This message type is specified so that:

- the count can be omitted when it equals 1
- the sum, minimum, and maximum MUST be omitted when count is also emitted.

This leaves a single scalar value in the encoding when a single value
was aggregated.

The OpenTelemetry specification will be updated to specify that
MinMaxLastSumCount is the default aggregation for grouping instruments
(i.e., `ValueRecorder` and `ValueObserver`).

## Trade-offs and mitigations

This proposal adds somewhat to the computational cost of computing
this aggregation at runtime. This is not expected to be a problem,
because both the existing MinMaxSumCount and LastValue aggregators are
already relatively inexpensive. Capturing an extra field and carrying
through the export pipeline is expected to be negligible.
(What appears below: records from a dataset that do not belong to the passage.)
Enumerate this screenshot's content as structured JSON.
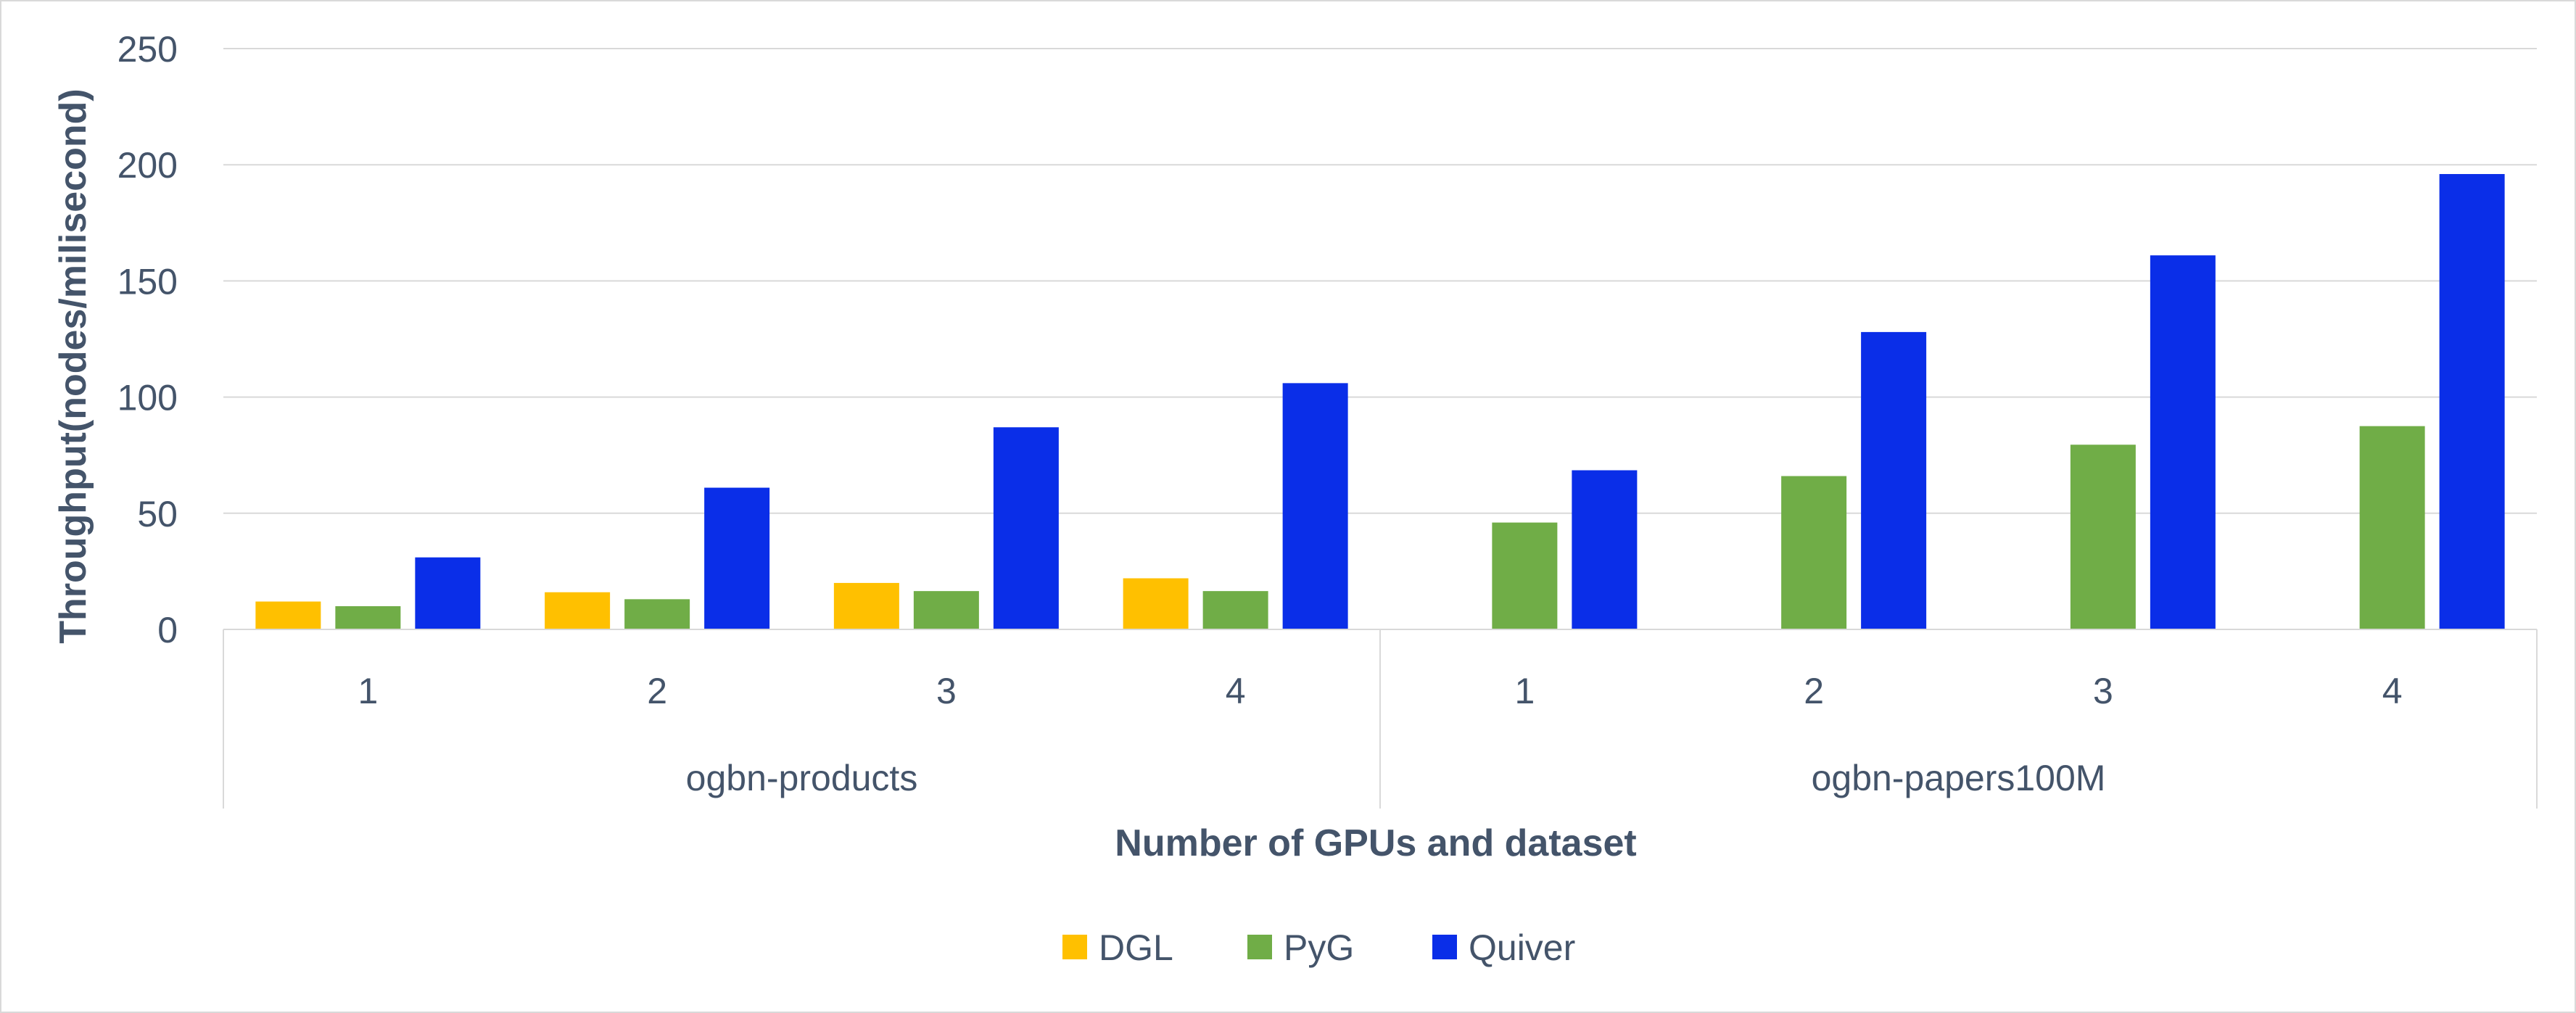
{
  "chart_data": {
    "type": "bar",
    "xlabel": "Number of GPUs and dataset",
    "ylabel": "Throughput(nodes/milisecond)",
    "ylim": [
      0,
      250
    ],
    "yticks": [
      0,
      50,
      100,
      150,
      200,
      250
    ],
    "grid": "horizontal",
    "legend_position": "bottom",
    "groups": [
      {
        "name": "ogbn-products",
        "categories": [
          "1",
          "2",
          "3",
          "4"
        ]
      },
      {
        "name": "ogbn-papers100M",
        "categories": [
          "1",
          "2",
          "3",
          "4"
        ]
      }
    ],
    "series": [
      {
        "name": "DGL",
        "color": "#ffc000",
        "values": [
          12,
          16,
          20,
          22,
          null,
          null,
          null,
          null
        ]
      },
      {
        "name": "PyG",
        "color": "#70ad47",
        "values": [
          10,
          13,
          16.5,
          16.5,
          46,
          66,
          79.5,
          87.5
        ]
      },
      {
        "name": "Quiver",
        "color": "#0a2ee8",
        "values": [
          31,
          61,
          87,
          106,
          68.5,
          128,
          161,
          196
        ]
      }
    ]
  }
}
This proposal adds a new value type to OTLP, which will require work
to implement. However, this type addresses both a theoretical need
(that Summaries are not mergable) and a practical need (need to
preserve Gauge semantics of Prometheus/Statsd).

This adds to the encoded size of OTLP, maybe or maybe not. Existing
exporters for OTLP were using the Summary value type, which is an
inefficient way to express minimum and maximum values.

## Prior art and alternatives

When a non-OTLP exporter is configured locally for a Gauge exporter
like Prometheus or Statsd, it should be possible to downgrade from a
MinMaxLastSumCount aggregator to a LastValue aggregator automatically.

Alternatives have been discussed in an [opentelemetry-specification
issue](https://github.com/open-telemetry/opentelemetry-specification/issues/636).